The repository contains codes that demonstrate the use of interpretation techniques to gain insights into flooding mechanisms from LSTM-based hydrological models, as described in the papers
Jiang, S., Zheng, Y., Wang, C., & Babovic, V. (2022a). Uncovering flooding mechanisms across the contiguous United States through interpretive deep learning on representative catchments. Water Resources Research, 57, e2021WR030185. https://doi.org/10.1029/2021WR030185
and
Jiang, S., Bevacqua, E., & Zscheischler, J. (2022b). River flooding mechanisms and their changes in Europe revealed by explainable machine learning, Hydrology and Earth System Sciences, 26, 6339–6359, https://doi.org/10.5194/hess-26-6339-2022
Please refer to the file LICENSE for the license governing this code.

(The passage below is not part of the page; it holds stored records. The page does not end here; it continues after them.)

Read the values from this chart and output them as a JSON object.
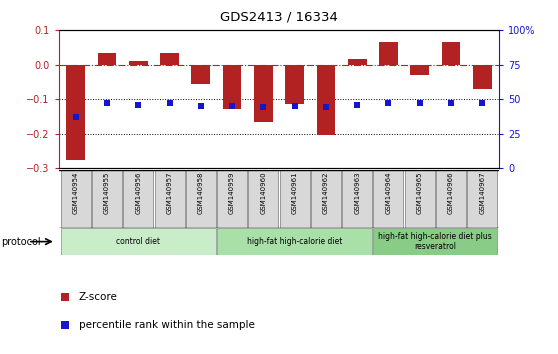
{
  "title": "GDS2413 / 16334",
  "samples": [
    "GSM140954",
    "GSM140955",
    "GSM140956",
    "GSM140957",
    "GSM140958",
    "GSM140959",
    "GSM140960",
    "GSM140961",
    "GSM140962",
    "GSM140963",
    "GSM140964",
    "GSM140965",
    "GSM140966",
    "GSM140967"
  ],
  "zscore": [
    -0.275,
    0.035,
    0.01,
    0.033,
    -0.055,
    -0.13,
    -0.165,
    -0.115,
    -0.205,
    0.017,
    0.065,
    -0.03,
    0.065,
    -0.07
  ],
  "percentile_pct": [
    37,
    47,
    46,
    47,
    45,
    45,
    44,
    45,
    44,
    46,
    47,
    47,
    47,
    47
  ],
  "ylim": [
    -0.3,
    0.1
  ],
  "yticks": [
    -0.3,
    -0.2,
    -0.1,
    0.0,
    0.1
  ],
  "right_yticks": [
    0,
    25,
    50,
    75,
    100
  ],
  "right_ylim": [
    0,
    100
  ],
  "dotted_lines": [
    -0.1,
    -0.2
  ],
  "bar_color": "#b22222",
  "dot_color": "#1515cc",
  "groups": [
    {
      "label": "control diet",
      "start": 0,
      "end": 4,
      "color": "#c8edc8"
    },
    {
      "label": "high-fat high-calorie diet",
      "start": 5,
      "end": 9,
      "color": "#a8e0a8"
    },
    {
      "label": "high-fat high-calorie diet plus\nresveratrol",
      "start": 10,
      "end": 13,
      "color": "#88cc88"
    }
  ],
  "protocol_label": "protocol",
  "legend_items": [
    {
      "label": "Z-score",
      "color": "#b22222"
    },
    {
      "label": "percentile rank within the sample",
      "color": "#1515cc"
    }
  ]
}
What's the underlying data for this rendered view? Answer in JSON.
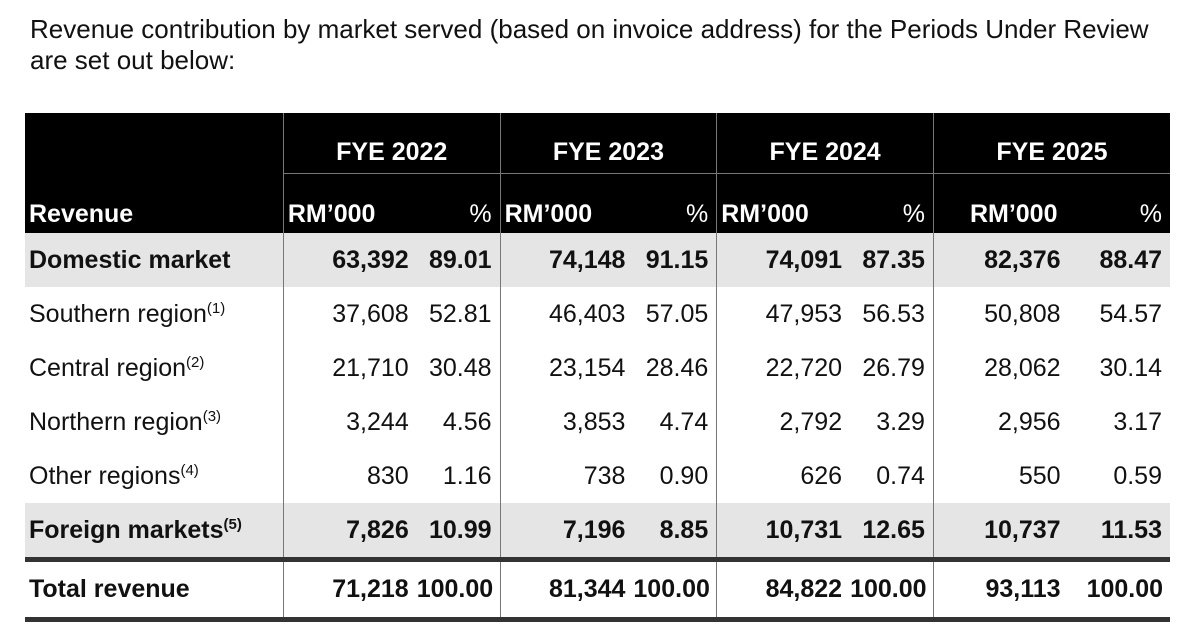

Kindly contact us with any questions or ideas you have concerning the code, or if you discover a bug. You may raise an issue here or contact Shijie Jiang through email at shijie.jiang(at)hotmail.com
The code was tested with Python 3.7. To use the code, please do:
-
Clone the repository:
git clone https://github.com/oreopie/hydro-interpretive-dl.git cd hydro-interpretive-dl
The study (Jiang et al., 2022a) was implemented based on MOPEX (Model Parameter Estimation Experiment) dataset by NOAA National Weather Service. One can download the data from the official website or HydroShare into
mopex
.
The study (Jiang et al., 2022b) was implemented based on the following datasets:
- GRDC dataset (https://www.bafg.de/GRDC)
- E-OBS gridded precipitation and temperature dataset (https://www.ecad.eu/download/ensembles/download.php)
- Catchment attributes and boundaries obtained from the Global Streamflow Indices and Metadata Archive (GSIM) (https://doi.pangaea.de/10.1594/PANGAEA.887477) and GRDC (https://www.bafg.de/GRDC/EN/02_srvcs/22_gslrs/222_WSB/watershedBoundaries.html)
We provide a dataset for a sample catchment that contains daily precipitation, temperature, and discharge in
data
.
-
Install dependencies (conda is recommended to manage packages):
conda create -n hydrodeepx python=3.6.6 conda activate hydrodeepx pip install innvestigate tensorflow==1.13.1 h5py==2.10 numpy keras shap matplotlib jupyter tqdm
Note for this implementation,
tensorflow v1.x
is recommended, thoughtensorflow v2.x
may also work. -
Start
Jupyter Notebook
and run the Jupyter Notebooks in the repository locally.